I'm saying that there is an even wider difference between the lending
restrictions on the gremlin-guarded digital media versus those on
printed media.  You usually don't have to talk your way past a robotic
Pat Schroeder avatar to read a printed book, as you do with an encrypted
scientific journal on DVD.  Some of these journals have announced that
they will be discontinuing their print editions altogether because they
are fed up with libraries letting the public look at them.  Some of the
digital publications you might ask for at a university library are
boobytrapped and crisscrossed with razor-sharp bardwire (not a typo).
Librarians can't let you see it unless they have a way to bill you.

http://www.library.yale.edu/~llicense/intro.shtml
| Unlike paper materials, digital information generally is not purchased
| by the library; rather it is licensed by the library from information
| providers. A license usually takes the form of a written contract or
| agreement between the library and the owner of the rights to distribute
| digital information. 

If we're looking for a model on which to base this homebrew
personal-computer/digital-lending-library, think of how "REAL" lending
libraries are handling digital content.  Suddenly considering yourself a
one-man library doesn't give you any new liberties than you had as an
individual, when it comes to DRM.  They are dealing with the same
problems that we are dealing with.  If you go to the Library of Congress
and protest outside of the DMCA review hearings, librarians will shake
your hand and congratulate you on your patriotism.

The way I see it, we're taking two leaps here.. One leap is thinking of
ourselves as individuals with the same rights as libraries under law.
This first leap has landed firmly.  The second leap is thinking of our
personal MP3s and digital media licenses (let's say online journal
subscriptions, IEEE spec PDFs, or eBooks) on the same terms as we would
consider our IKEA bookshelf of printed material.  This second leap isn't
looking so good from where we stand in 2003.

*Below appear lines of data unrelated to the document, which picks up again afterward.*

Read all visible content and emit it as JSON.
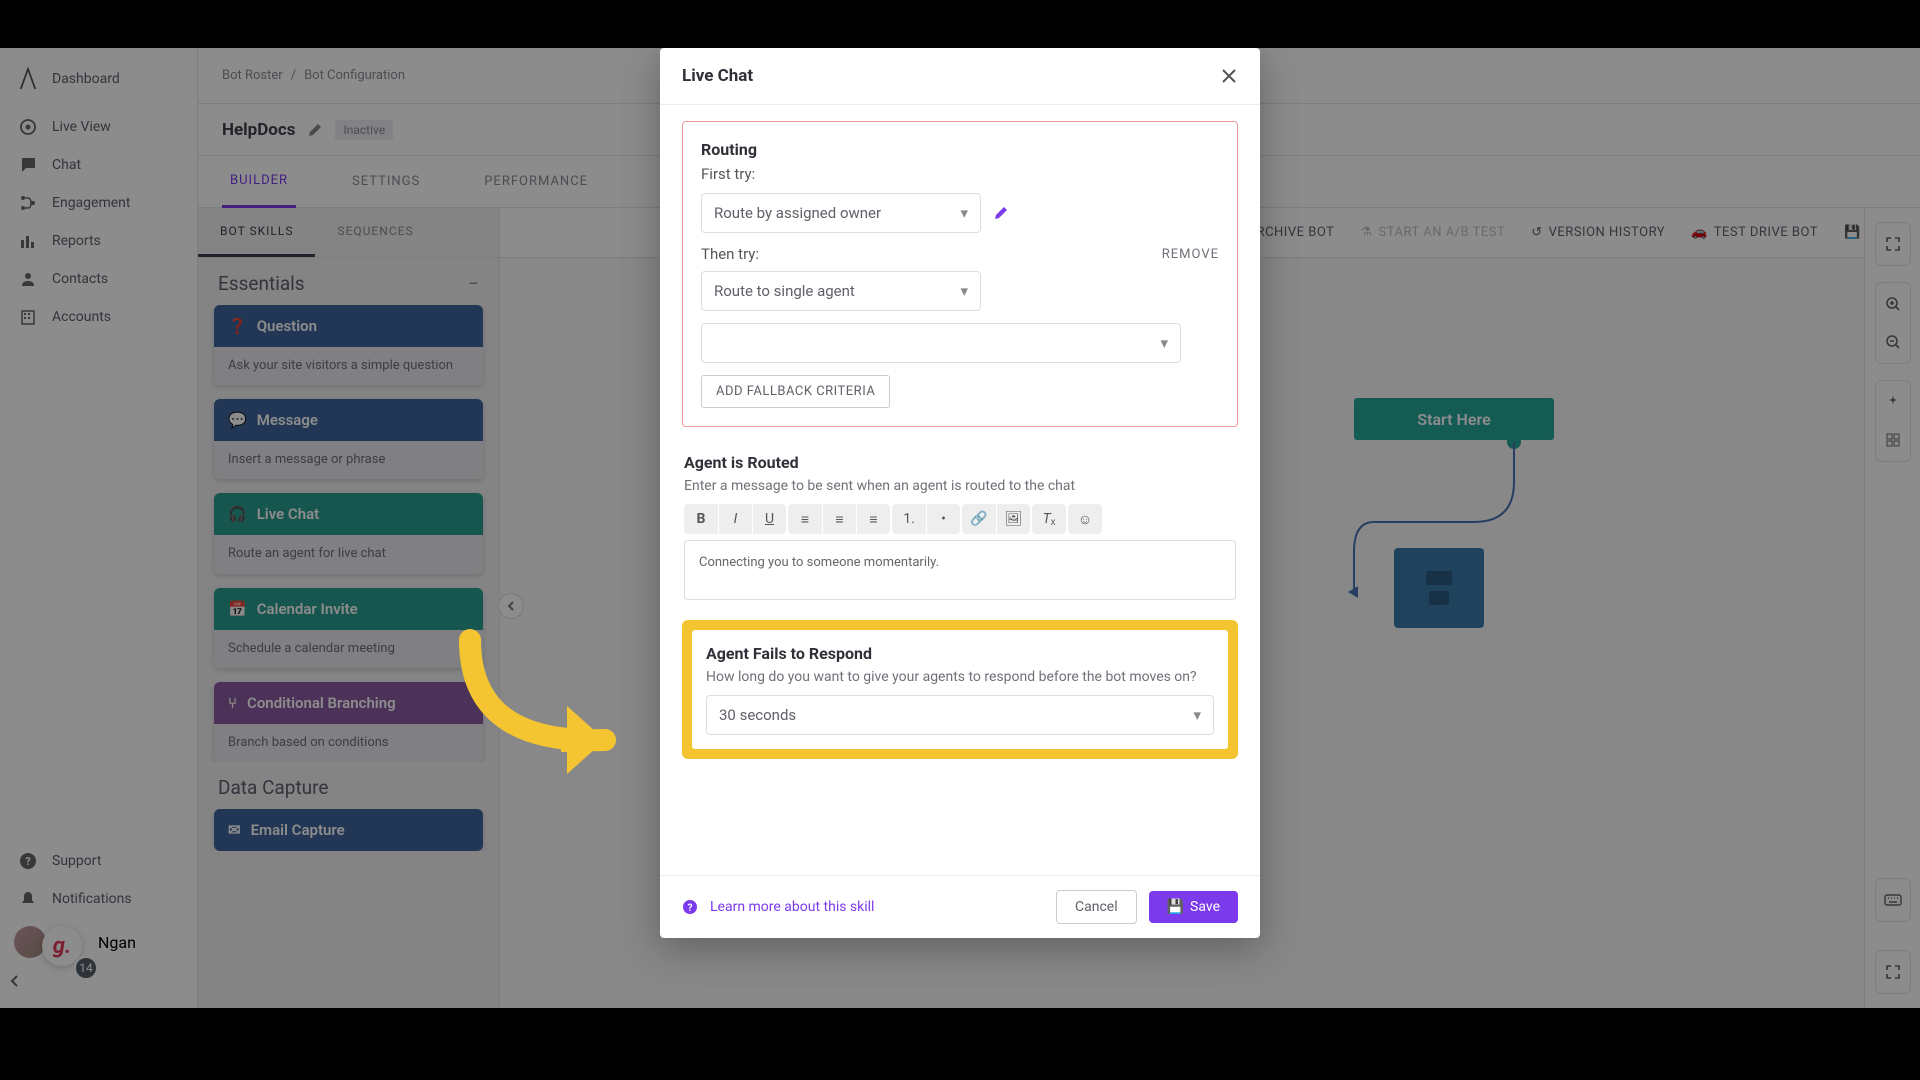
{
  "sidebar": {
    "items": [
      {
        "label": "Dashboard",
        "icon": "logo"
      },
      {
        "label": "Live View",
        "icon": "target"
      },
      {
        "label": "Chat",
        "icon": "chat"
      },
      {
        "label": "Engagement",
        "icon": "branch"
      },
      {
        "label": "Reports",
        "icon": "bar"
      },
      {
        "label": "Contacts",
        "icon": "user"
      },
      {
        "label": "Accounts",
        "icon": "building"
      }
    ],
    "bottom": {
      "support": "Support",
      "notifications": "Notifications",
      "username": "Ngan",
      "badge": "14"
    }
  },
  "breadcrumb": {
    "root": "Bot Roster",
    "current": "Bot Configuration"
  },
  "bot": {
    "name": "HelpDocs",
    "status": "Inactive"
  },
  "tabs": [
    "BUILDER",
    "SETTINGS",
    "PERFORMANCE"
  ],
  "toolbar": {
    "archive": "ARCHIVE BOT",
    "ab": "START AN A/B TEST",
    "version": "VERSION HISTORY",
    "test": "TEST DRIVE BOT",
    "save": "SAVE"
  },
  "skill_panel": {
    "tabs": [
      "BOT SKILLS",
      "SEQUENCES"
    ],
    "sections": {
      "essentials": "Essentials",
      "data_capture": "Data Capture"
    },
    "cards": [
      {
        "title": "Question",
        "desc": "Ask your site visitors a simple question",
        "color": "blue",
        "icon": "?"
      },
      {
        "title": "Message",
        "desc": "Insert a message or phrase",
        "color": "blue",
        "icon": "msg"
      },
      {
        "title": "Live Chat",
        "desc": "Route an agent for live chat",
        "color": "green",
        "icon": "headset"
      },
      {
        "title": "Calendar Invite",
        "desc": "Schedule a calendar meeting",
        "color": "green",
        "icon": "cal"
      },
      {
        "title": "Conditional Branching",
        "desc": "Branch based on conditions",
        "color": "purple",
        "icon": "branch"
      },
      {
        "title": "Email Capture",
        "desc": "",
        "color": "blue",
        "icon": "mail"
      }
    ]
  },
  "canvas": {
    "start": "Start Here"
  },
  "modal": {
    "title": "Live Chat",
    "routing": {
      "heading": "Routing",
      "first_try_label": "First try:",
      "first_select": "Route by assigned owner",
      "then_try_label": "Then try:",
      "remove": "REMOVE",
      "second_select": "Route to single agent",
      "third_select": "",
      "fallback_btn": "ADD FALLBACK CRITERIA"
    },
    "agent_routed": {
      "heading": "Agent is Routed",
      "sub": "Enter a message to be sent when an agent is routed to the chat",
      "message": "Connecting you to someone momentarily."
    },
    "agent_fails": {
      "heading": "Agent Fails to Respond",
      "sub": "How long do you want to give your agents to respond before the bot moves on?",
      "select": "30 seconds"
    },
    "footer": {
      "learn": "Learn more about this skill",
      "cancel": "Cancel",
      "save": "Save"
    }
  }
}
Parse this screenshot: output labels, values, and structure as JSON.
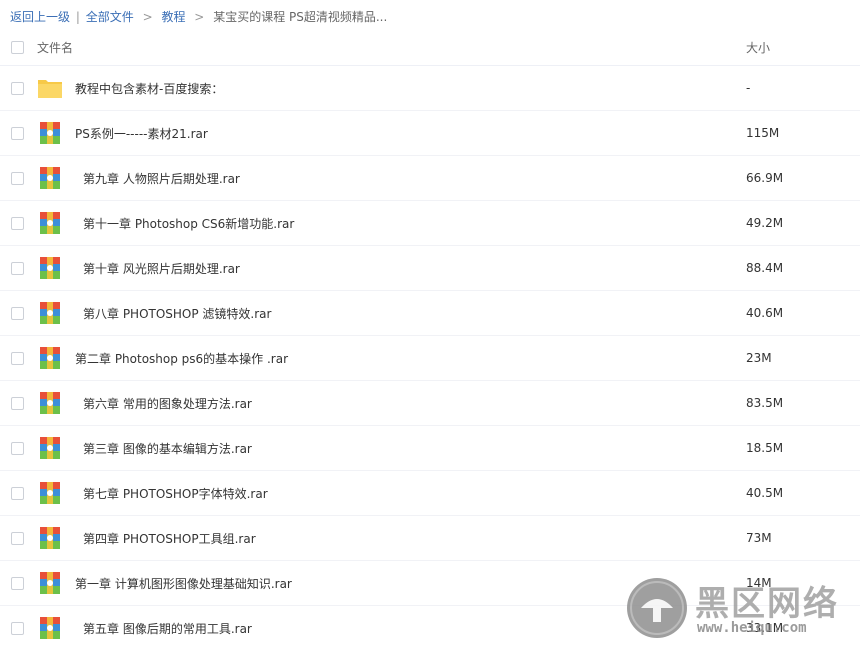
{
  "breadcrumb": {
    "back": "返回上一级",
    "divider": "|",
    "all_files": "全部文件",
    "sep": ">",
    "level1": "教程",
    "current": "某宝买的课程 PS超清视频精品..."
  },
  "header": {
    "name_col": "文件名",
    "size_col": "大小"
  },
  "files": [
    {
      "name": "教程中包含素材-百度搜索：",
      "size": "-",
      "type": "folder",
      "indent": false
    },
    {
      "name": "PS系例一-----素材21.rar",
      "size": "115M",
      "type": "rar",
      "indent": false
    },
    {
      "name": "第九章 人物照片后期处理.rar",
      "size": "66.9M",
      "type": "rar",
      "indent": true
    },
    {
      "name": "第十一章 Photoshop CS6新增功能.rar",
      "size": "49.2M",
      "type": "rar",
      "indent": true
    },
    {
      "name": "第十章 风光照片后期处理.rar",
      "size": "88.4M",
      "type": "rar",
      "indent": true
    },
    {
      "name": "第八章 PHOTOSHOP 滤镜特效.rar",
      "size": "40.6M",
      "type": "rar",
      "indent": true
    },
    {
      "name": "第二章 Photoshop ps6的基本操作 .rar",
      "size": "23M",
      "type": "rar",
      "indent": false
    },
    {
      "name": "第六章 常用的图象处理方法.rar",
      "size": "83.5M",
      "type": "rar",
      "indent": true
    },
    {
      "name": "第三章 图像的基本编辑方法.rar",
      "size": "18.5M",
      "type": "rar",
      "indent": true
    },
    {
      "name": "第七章 PHOTOSHOP字体特效.rar",
      "size": "40.5M",
      "type": "rar",
      "indent": true
    },
    {
      "name": "第四章 PHOTOSHOP工具组.rar",
      "size": "73M",
      "type": "rar",
      "indent": true
    },
    {
      "name": "第一章 计算机图形图像处理基础知识.rar",
      "size": "14M",
      "type": "rar",
      "indent": false
    },
    {
      "name": "第五章 图像后期的常用工具.rar",
      "size": "33.1M",
      "type": "rar",
      "indent": true
    }
  ],
  "watermark": {
    "title": "黑区网络",
    "url": "www.heiqu.com"
  },
  "colors": {
    "link": "#3b6fb6",
    "folder": "#f7c948",
    "rar_red": "#e8503a",
    "rar_blue": "#3d8fd8",
    "rar_green": "#6cc04a",
    "rar_yellow": "#f5c33b"
  }
}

I think of my PDA as a library.  Hell, I'm Johnny fuckin' Appleseed.
Most people are pretty generous with beaming apps and data around.  You
need X?  What do you know, I have X.  Here you go...  Just hold still
for 5 ... more ...  seconds ...  OK.  Enjoy.  My PDA already has a slot
for SD cards.  If the crypto-Nazis wanted to put a robot guard on my IR,
BT, and USB ports, I don't know that I could stop them.